Pope Francis, retired Pope Benedict questioned for McCarrick report

ROME
Catholic News Service

November 11, 2020

By Cindy Wooden

In an unusual move, both Pope Francis and retired Pope Benedict XVI subjected themselves to questioning by Vatican investigators charged with compiling a report on how church decisions were made regarding the career and ultimate expulsion of Theodore E. McCarrick.

“Pope Francis was questioned closely regarding the 23 June and 10 October 2013 meetings” during which Archbishop Carlo Maria Vigano, former nuncio to the United States, claimed he told Pope Francis about McCarrick’s history of sexual misconduct and about supposed sanctions imposed on him by Pope Benedict, said the report released Nov. 10.

The footnotes indicate that McCarrick himself also was among the more than 90 people interviewed for the report. Vigano, who claimed to have gone into hiding after making his accusations against Pope Francis in 2018, apparently was not. The report refers only to his 2018 statement and to documents and letters written by him and available in archives at the Vatican and the nunciature in Washington.
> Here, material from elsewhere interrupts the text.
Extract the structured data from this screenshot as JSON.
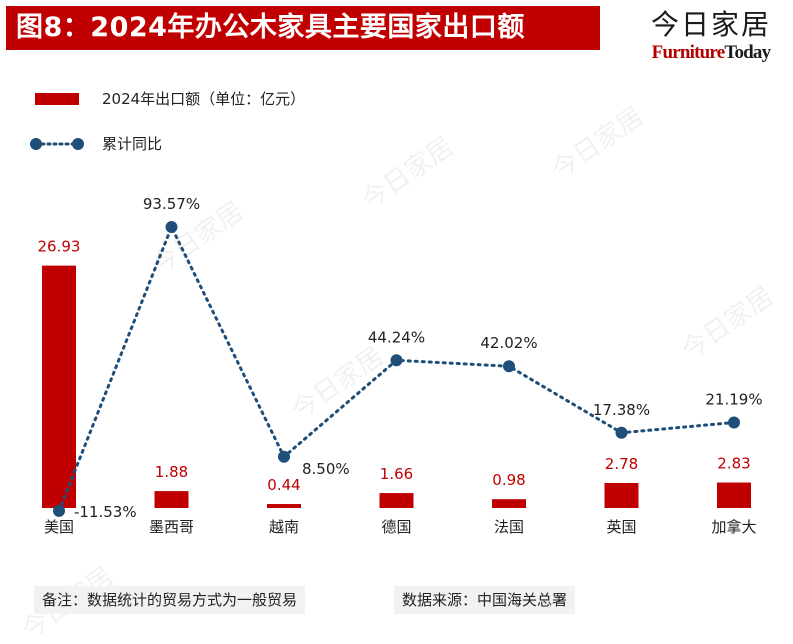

In the interviews, “Pope Francis did not recollect what Vigano said about McCarrick” during the two 2013 meetings with Vigano, the report said. “However, because McCarrick was a cardinal known personally to him, Pope Francis was certain that he would have remembered had Vigano spoken about McCarrick with any ‘force or clarity.’”

The pope also said he was “certain that Vigano never told him that McCarrick had committed ‘crimes’ against any person, whether adult or minor, or described McCarrick as a ‘serial predator’ or stated that McCarrick had ‘corrupted generations of seminarians and priests,’” as Vigano claimed in 2018.